Dr. Herr's journey began in 1982 when both of his legs were amputated due to tissue damage from frostbite he incurred during a mountain-climbing accident. Doctors thought he'd never climb again. Herr aimed to prove them wrong. "At that time, I didn't view my body as broken," he says. "I reasoned that a human being can never be 'broken.' Technology is broken. Technology is inadequate. This simple but powerful idea was a call to arms, to advance technology for the elimination of my own disability, and ultimately, the disability of others." Herr shared his own story to make a larger point:
"Every person should have the right to live life without disability if they so choose -- the right to live life without severe depression; the right to see a loved one, in the case of seeing-impaired; or the right to walk or to dance, in the case of limb paralysis or limb amputation. As a society, we can achieve these human rights, if we accept the proposition that humans are not disabled. A person can never be broken. Our built environment, our technologies are broken and disabled. We the people need not accept our limitations, but can transcend disability through technological innovation. Indeed, through fundamental advances in bionics in this century, we will set the technological foundation for an enhanced human experience, and we will end disability."
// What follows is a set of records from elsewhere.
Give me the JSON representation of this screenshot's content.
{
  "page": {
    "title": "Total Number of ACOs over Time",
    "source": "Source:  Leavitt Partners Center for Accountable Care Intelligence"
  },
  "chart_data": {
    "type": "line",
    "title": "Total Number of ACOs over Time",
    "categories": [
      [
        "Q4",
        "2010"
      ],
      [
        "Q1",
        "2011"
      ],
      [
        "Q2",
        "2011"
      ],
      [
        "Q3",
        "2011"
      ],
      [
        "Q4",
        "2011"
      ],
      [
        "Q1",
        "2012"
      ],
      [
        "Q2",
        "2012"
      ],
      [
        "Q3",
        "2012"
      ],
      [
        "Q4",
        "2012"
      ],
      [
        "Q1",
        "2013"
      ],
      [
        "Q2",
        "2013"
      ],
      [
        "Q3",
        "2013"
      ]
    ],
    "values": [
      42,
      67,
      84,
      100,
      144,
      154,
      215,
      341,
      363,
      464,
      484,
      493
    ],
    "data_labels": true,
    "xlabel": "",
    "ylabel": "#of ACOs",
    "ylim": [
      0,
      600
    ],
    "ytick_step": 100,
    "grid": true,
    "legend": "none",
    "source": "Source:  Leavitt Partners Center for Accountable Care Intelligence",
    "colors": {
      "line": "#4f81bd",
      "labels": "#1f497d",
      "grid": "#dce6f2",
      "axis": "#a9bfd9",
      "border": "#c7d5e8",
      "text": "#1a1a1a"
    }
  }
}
This is such a great example of the power of the visual to amplify the narrative. If we think of story as the struggle to overcome an obstacle, we can see how this kind of application of technology really lends itself to storytelling. The technology behind the solution and all the information, facts, and data are obviously important. Correct information & data are crucial. But people remember most the stories they hear…and see. Therefore, we have an obligation to make certain those stories are authentic, honest, and true. Dr. Herr’s story has all of that. It’s not about being slick or perfect on stage, it’s much more important to be real and to show and tell your story from the heart while at the same time supporting the narrative with a logical framework.